When Kevin Keegan decide to leave Hamburg in 1980 he was the holder of the Ballon d’Or and had just led the German side to the European Cup final, where they lost to Brian Clough’s Nottingham Forest. Coincidentally, Clough had tried earlier in the season to ensure his club would be Keegan’s next destination, while there was also interest from Barcelona, Liverpool and Manchester United.
So it was a bit of a shock when he signed on the (presumably) dotted line for Lawrie McMenemy’s Southampton ahead of the 1980-81 season. Keegan loved to surprise and enjoyed what people now would describe as a “project”, but he took things up a notch in 1982 when he elected to join Second Division Newcastle United, then managed by Arthur Cox.
Back then, Newcastle were, according to David Morton of The Chronicle, “in profound decline.” They languished in the second tier, with former Magpies defender John Anderson telling the Daily Mail in 2010: “at the time the club was going nowhere.” This made Keegan’s arrival one of the most remarkable transfers of the era – even at 31, he was still a star and an important England international; there were no shortage of suitors.

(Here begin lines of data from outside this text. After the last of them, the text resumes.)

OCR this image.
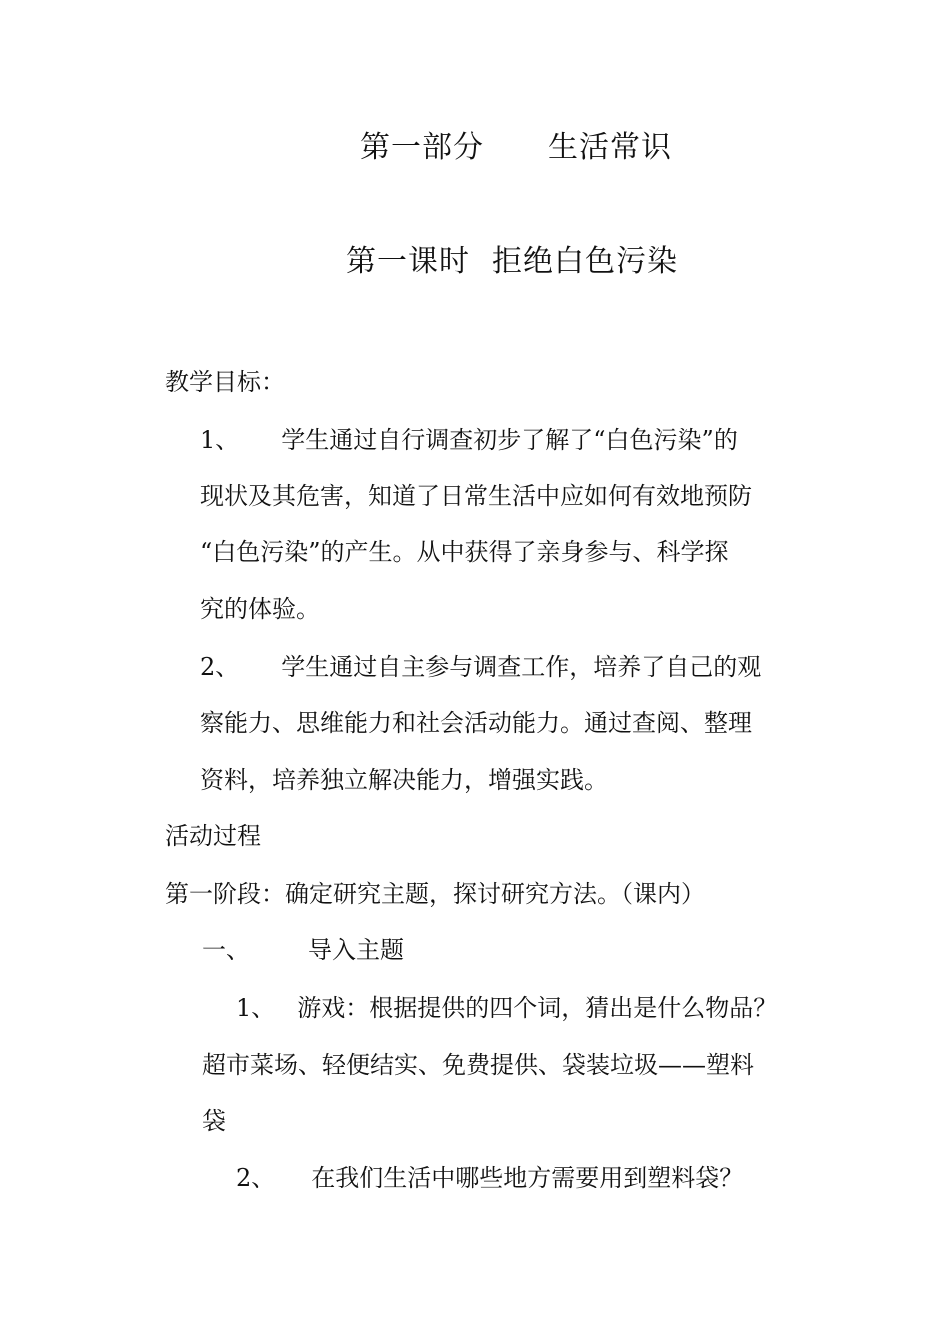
第一部分 生活常识
第一课时 拒绝白色污染
教学目标：
1、 学生通过自行调查初步了解了“白色污染”的
现状及其危害，知道了日常生活中应如何有效地预防
“白色污染”的产生。从中获得了亲身参与、科学探
究的体验。
2、 学生通过自主参与调查工作，培养了自己的观
察能力、思维能力和社会活动能力。通过查阅、整理
资料，培养独立解决能力，增强实践。
活动过程
第一阶段：确定研究主题，探讨研究方法。（课内）
一、 导入主题
1、 游戏：根据提供的四个词，猜出是什么物品？
超市菜场、轻便结实、免费提供、袋装垃圾——塑料
袋
2、 在我们生活中哪些地方需要用到塑料袋？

Add your own punchline to this Lawrie McMenemy / Kevin Keegan double act, Southampton 1981 pic.twitter.com/jquaYpDYi8
— Beyond The Last Man (@BeyondTLM) February 11, 2016
But Newcastle were willing to put their money where their mouth was and enlist Keegan to turn around the club’s fortunes. “Backed by the finances of Newcastle Breweries, it was a hugely ambitious move by Newcastle United’s board,” writes Morton.
Keegan’s salary made headline news in the area, but appears to have been linked to gate receipts. “I refuse to reveal the details of a private contract,” said the man himself shortly after the deal was announced. “But I will offer a clue — I’ll be tons better off if the turnstiles click away merrily at St James’ Park this season. To the tune of success of course. My contract is geared that way.”
The motivation, however, was hardly financial.
He could have earned more money elsewhere. As had been the case throughout Keegan’s career, it was about more than just cash.
“Why did I chose Newcastle when there were almost 30 invitations from clubs in Britain, France, Germany, America and — would you believe — Japan? I wanted a new challenge, I have followed basic instincts all my life and the buzzer had been sounding for weeks…
“I can achieve something at Newcastle which would be totally different to anything else I’ve known. If I can contribute to a revival, I will feel a special type of fulfilment. It’s like sitting on a time bomb at this club — it’s just a question of whether it will explode. That’s why I see my future here. I want to be part of that explosion.
Kevin Keegan greeted before his Newcastle United debut on this day in 1982. pic.twitter.com/sBJfPUlRDA
— Mark Leech (@Len_Scap) August 28, 2017
With sentiments like that, it’s no wonder Keegan became a hero on Tyneside almost instantly. Supporters flooded into St James’ Park for his first game, drawing 35,000 to a stadium that had seen an average attendance of 17,000 the season before.
There was an impact on the pitch as well. The year prior to Keegan descending on Newcastle, the Magpies had finished 9th, 26 points behind champions Luton (two points for a win, remember). In 1982-83, they jumped to 5th, 18 points adrift of QPR in 1st.
The next season, however, Keegan and Newcastle really kicked into gear. Keggy bagged 27 goals in the league and saw his side promoted in 3rd place along with Chelsea and Sheffield Wednesday. It was an accomplished outfit featuring the likes of Chris Waddle, Terry McDermott and Peter Beardsley but there was little doubt Keegan was the catalyst for their rise.
Almost immediately after promotion, Keegan retired from football, his cult status enshrined on Tyneside. He departed the grand old ground in a helicopter that took off from the centre-circle during his testimonial against Liverpool, a suitably dramatic denouement to a wonderful two years.